В тот же день Михайлов узнал, что новоприбывший — крестьянин Кокшаров. Он ездил в Петербург для подачи просьбы государю от имени трех тысяч пермских заводских крестьян. Просьбу его приняли, а самому Кокшарову велели возвращаться домой. Там за ним и пришли мил-человеки. Крестьяне не хотели отдавать своего доверителя, пришлось брать его военной силой, со стрельбой и убийством. Кокшарова заковали без следствия и суда и отправили в каторжную работу.
Михайлову очень хотелось повидаться с ним, поговорить, но Кокшарова заперли в секретном отделении, куда совершенно никого не впускали. Михайлов взял с собой пятирублевую ассигнацию, разыскал надзирателя из секретного, но тот оказался несговорчивым. На другой день Михайлов угостил водкой помощника смотрителя и уговорил его пойти с ним в секретное. Тот согласился, но надзирателя не оказалось дома, ушел в город и забрал с собой все ключи. Только на четвертый день Михайлову удалось проникнуть в секретное, но, к большой досаде его, Кокшарова уже отправили по этапу.

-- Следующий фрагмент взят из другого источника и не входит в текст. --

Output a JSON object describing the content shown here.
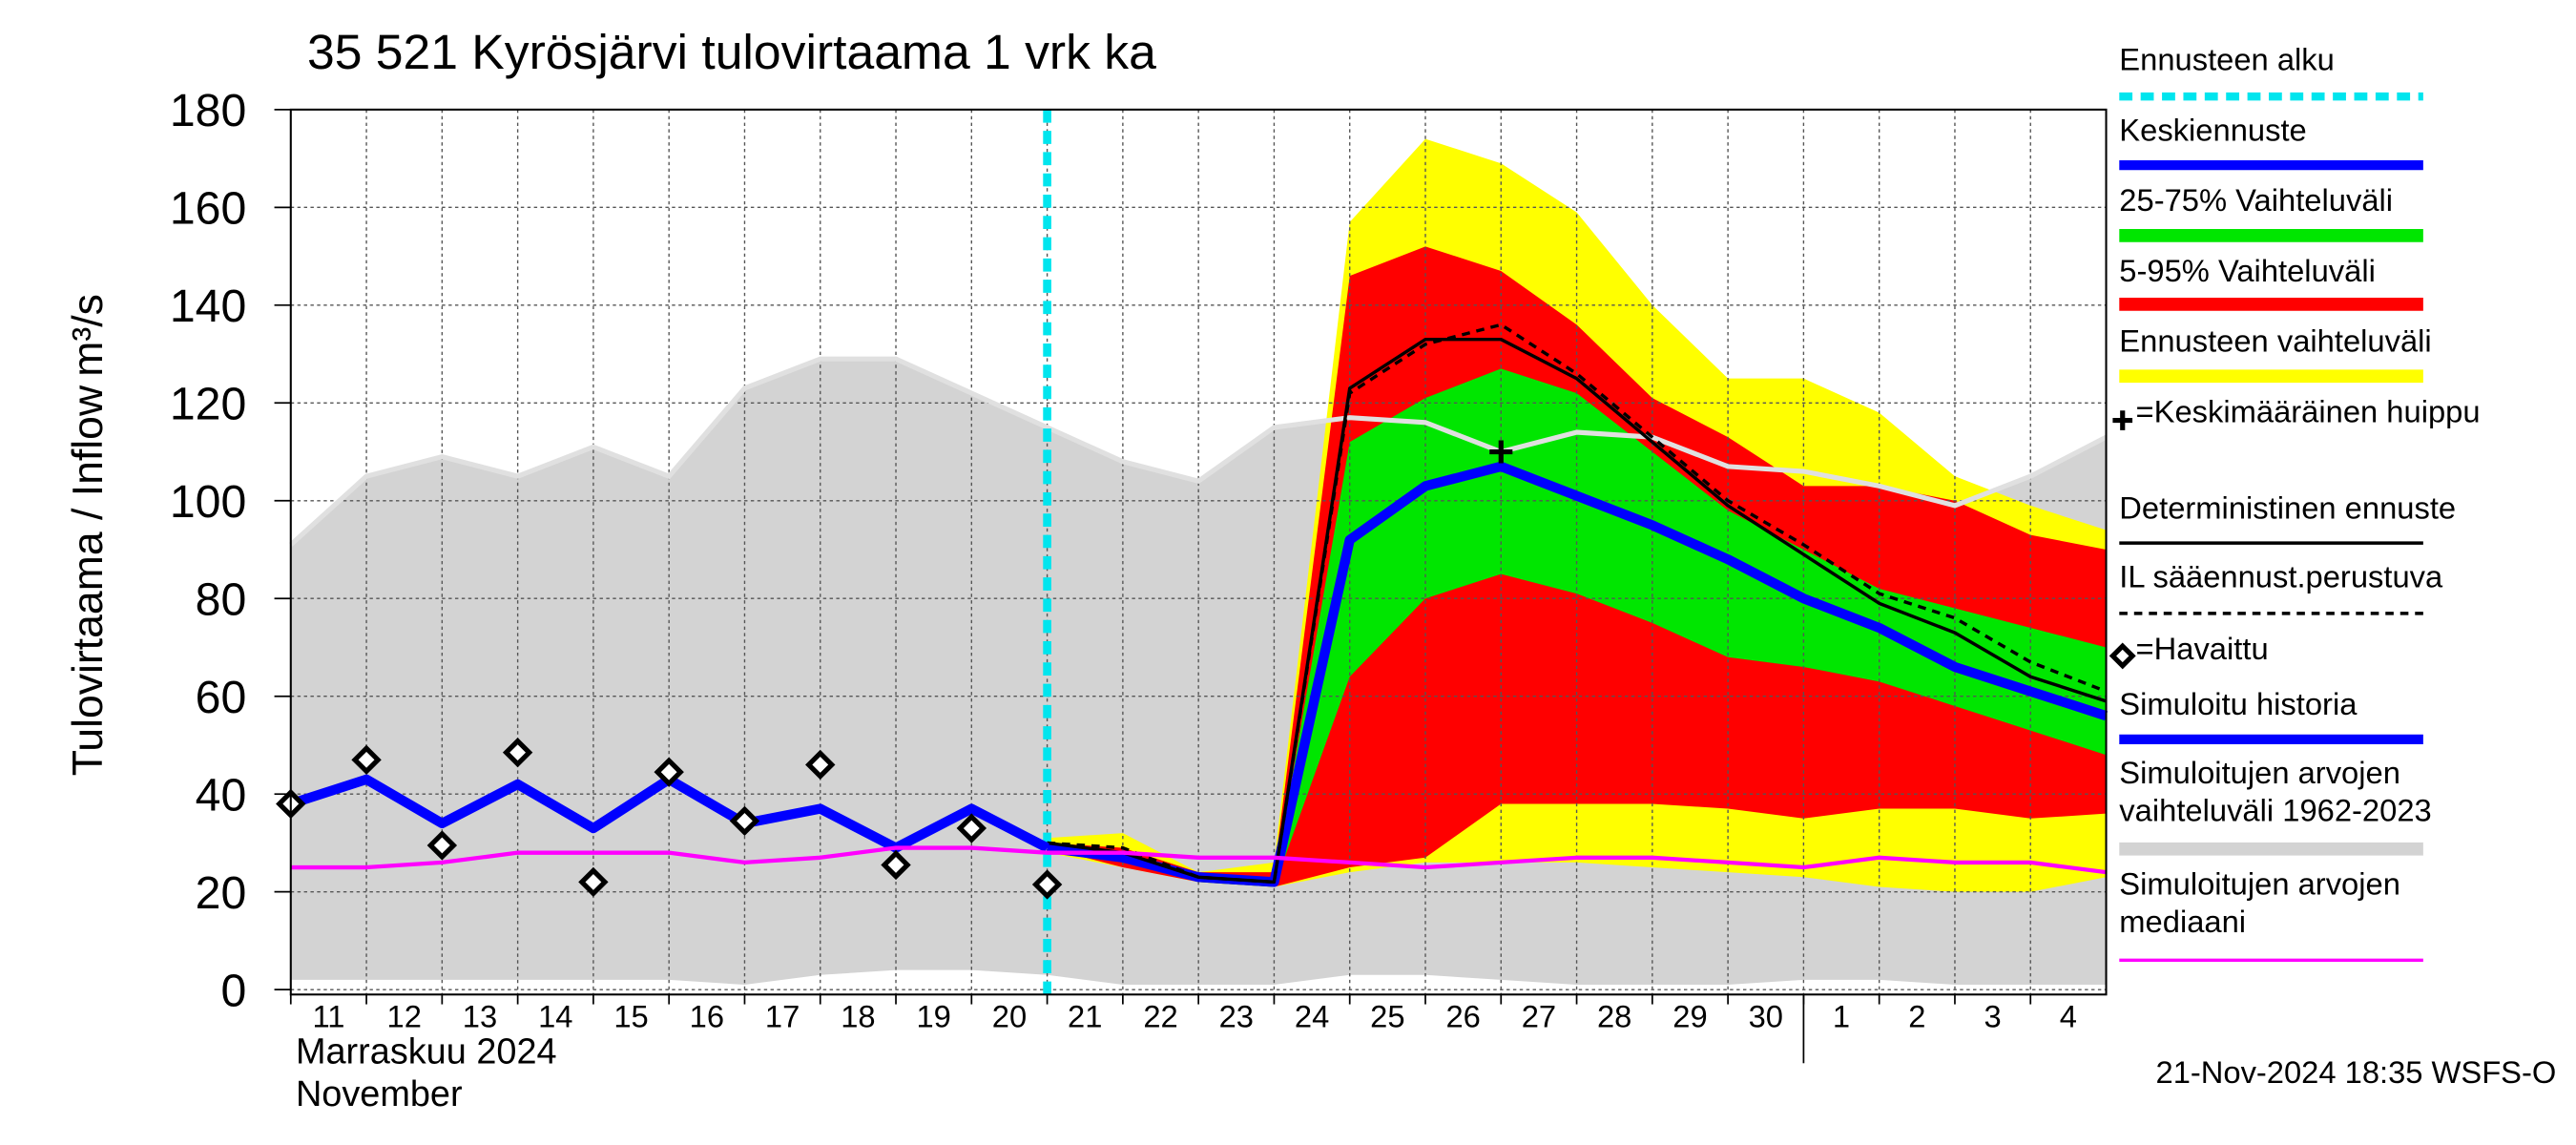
{
  "chart_data": {
    "type": "forecast",
    "title": "35 521 Kyrösjärvi tulovirtaama 1 vrk ka",
    "y_label": "Tulovirtaama / Inflow",
    "y_unit": "m³/s",
    "categories": [
      "11",
      "12",
      "13",
      "14",
      "15",
      "16",
      "17",
      "18",
      "19",
      "20",
      "21",
      "22",
      "23",
      "24",
      "25",
      "26",
      "27",
      "28",
      "29",
      "30",
      "1",
      "2",
      "3",
      "4",
      null
    ],
    "month_labels": [
      "Marraskuu 2024",
      "November"
    ],
    "ylim": [
      0,
      180
    ],
    "yticks": [
      0,
      20,
      40,
      60,
      80,
      100,
      120,
      140,
      160,
      180
    ],
    "grid": true,
    "series": [
      {
        "name": "Ennusteen alku",
        "kind": "vline",
        "color": "#00e5ee",
        "x": 10
      },
      {
        "name": "Keskiennuste",
        "kind": "line",
        "style": "thick",
        "color": "#0000ff",
        "values": [
          null,
          null,
          null,
          null,
          null,
          null,
          null,
          null,
          null,
          null,
          29,
          27,
          23,
          22,
          92,
          103,
          107,
          101,
          95,
          88,
          80,
          74,
          66,
          61,
          56
        ]
      },
      {
        "name": "25-75% Vaihteluväli",
        "kind": "band",
        "color": "#00e600",
        "lower": [
          null,
          null,
          null,
          null,
          null,
          null,
          null,
          null,
          null,
          null,
          29,
          26,
          22,
          21,
          64,
          80,
          85,
          81,
          75,
          68,
          66,
          63,
          58,
          53,
          48
        ],
        "upper": [
          null,
          null,
          null,
          null,
          null,
          null,
          null,
          null,
          null,
          null,
          29,
          28,
          23,
          22,
          112,
          121,
          127,
          122,
          110,
          98,
          90,
          82,
          78,
          74,
          70
        ]
      },
      {
        "name": "5-95% Vaihteluväli",
        "kind": "band",
        "color": "#ff0000",
        "lower": [
          null,
          null,
          null,
          null,
          null,
          null,
          null,
          null,
          null,
          null,
          29,
          25,
          22,
          21,
          25,
          27,
          38,
          38,
          38,
          37,
          35,
          37,
          37,
          35,
          36
        ],
        "upper": [
          null,
          null,
          null,
          null,
          null,
          null,
          null,
          null,
          null,
          null,
          30,
          29,
          24,
          24,
          146,
          152,
          147,
          136,
          121,
          113,
          103,
          103,
          100,
          93,
          90
        ]
      },
      {
        "name": "Ennusteen vaihteluväli",
        "kind": "band",
        "color": "#ffff00",
        "lower": [
          null,
          null,
          null,
          null,
          null,
          null,
          null,
          null,
          null,
          null,
          28,
          25,
          22,
          21,
          24,
          26,
          26,
          26,
          25,
          24,
          23,
          21,
          20,
          20,
          23
        ],
        "upper": [
          null,
          null,
          null,
          null,
          null,
          null,
          null,
          null,
          null,
          null,
          31,
          32,
          24,
          26,
          157,
          174,
          169,
          159,
          140,
          125,
          125,
          118,
          105,
          99,
          94
        ]
      },
      {
        "name": "=Keskimääräinen huippu",
        "kind": "marker",
        "color": "#000000",
        "values": [
          null,
          null,
          null,
          null,
          null,
          null,
          null,
          null,
          null,
          null,
          null,
          null,
          null,
          null,
          null,
          null,
          110,
          null,
          null,
          null,
          null,
          null,
          null,
          null,
          null
        ]
      },
      {
        "name": "Deterministinen ennuste",
        "kind": "line",
        "style": "thin",
        "color": "#000000",
        "values": [
          null,
          null,
          null,
          null,
          null,
          null,
          null,
          null,
          null,
          null,
          30,
          28,
          23,
          22,
          123,
          133,
          133,
          125,
          112,
          99,
          89,
          79,
          73,
          64,
          59
        ]
      },
      {
        "name": "IL sääennust.perustuva",
        "kind": "line",
        "style": "dashed",
        "color": "#000000",
        "values": [
          null,
          null,
          null,
          null,
          null,
          null,
          null,
          null,
          null,
          null,
          30,
          29,
          23,
          22,
          122,
          132,
          136,
          126,
          113,
          100,
          91,
          81,
          76,
          67,
          61
        ]
      },
      {
        "name": "=Havaittu",
        "kind": "scatter",
        "color": "#000000",
        "values": [
          38,
          47,
          29.5,
          48.5,
          22,
          44.5,
          34.5,
          46,
          25.5,
          33,
          21.5,
          null,
          null,
          null,
          null,
          null,
          null,
          null,
          null,
          null,
          null,
          null,
          null,
          null,
          null
        ]
      },
      {
        "name": "Simuloitu historia",
        "kind": "line",
        "style": "thick",
        "color": "#0000ff",
        "values": [
          38,
          43,
          34,
          42,
          33,
          43,
          34,
          37,
          29,
          37,
          29,
          null,
          null,
          null,
          null,
          null,
          null,
          null,
          null,
          null,
          null,
          null,
          null,
          null,
          null
        ]
      },
      {
        "name": "Simuloitujen arvojen vaihteluväli 1962-2023",
        "kind": "band",
        "color": "#d3d3d3",
        "lower": [
          2,
          2,
          2,
          2,
          2,
          2,
          1,
          3,
          4,
          4,
          3,
          1,
          1,
          1,
          3,
          3,
          2,
          1,
          1,
          1,
          2,
          2,
          1,
          1,
          1
        ],
        "upper": [
          91,
          105,
          109,
          105,
          111,
          105,
          123,
          129,
          129,
          122,
          115,
          108,
          104,
          115,
          117,
          116,
          110,
          114,
          113,
          107,
          106,
          103,
          99,
          105,
          113
        ]
      },
      {
        "name": "Simuloitujen arvojen mediaani",
        "kind": "line",
        "style": "medium",
        "color": "#ff00ff",
        "values": [
          25,
          25,
          26,
          28,
          28,
          28,
          26,
          27,
          29,
          29,
          28,
          28,
          27,
          27,
          26,
          25,
          26,
          27,
          27,
          26,
          25,
          27,
          26,
          26,
          24
        ]
      }
    ],
    "footer": "21-Nov-2024 18:35 WSFS-O"
  }
}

Михайлову жадно хотелось встречи с человеком дела, одного с ним воззрения, устремления, он остро переживал свое одиночество здесь. Острожных много всяких разных, а он один, смотрит на них и видит, убеждается, что петербургские их призывы и надежды ни вдаль не идут, ни вширь, дело их не претворялось в жизнь, не обрастало людьми. Встреча с Кокшаровым позволила бы ему узнать про настроения и требования заводских крестьян, беседа с ним придала бы обоим бодрости и для обоих была бы полезна.
В Тобольске Михайлов прожил почти месяц. Он писал роман «Вместе», переводил «Скованного Прометея» Эсхила и ждал, пока прошение его об отправке за свой счет проходило приказ о ссыльных, затем пошло к прокурору, затем к губернатору. Препятствий нигде не чинилось, видимо, сыграло свою роль письмо Суворова, о котором никто не упоминал, но Михайлов догадывался. Его записали в больницу, составили медицинское свидетельство о болезненном его состоянии, врачебная управа свидетельство подтвердила и наконец полицеймейстер распорядился, чтобы жандармский штаб-офицер назначил Михайлову двух провожатых до Нерчинска.
Накануне отъезда в полдень смотритель замка сказал Михайлову, что ему разрешено провести последние сутки вне пределов острога. Его приглашают в город на обед к полковнику Ждан-Пушкину, где будут присутствовать все его доброжелатели, в их числе полицеймейстер, а также и сам смотритель замка. Вещи Михайлова будут уложены в возок жандармами, он может спокойно пребывать в городе, а завтра к вечеру жандармы за ним заедут.
На другой день, 27 января, в сумерках, благосклонное и внимательное к Михайлову тобольское общество распростилось с ним за городом на том самом месте, где, по преданию, высадился Ермак.
Впереди были Омск, Томск, Ачинск, Красноярск, Иркутск и далее, за Байкалом, Чита и Нерчинск. «Утомителен мой путь, край далек обетованный…»
Гой еси, Ермак Тимофеевич, голова садовая, для чего ты открывал Сибирь, для кого?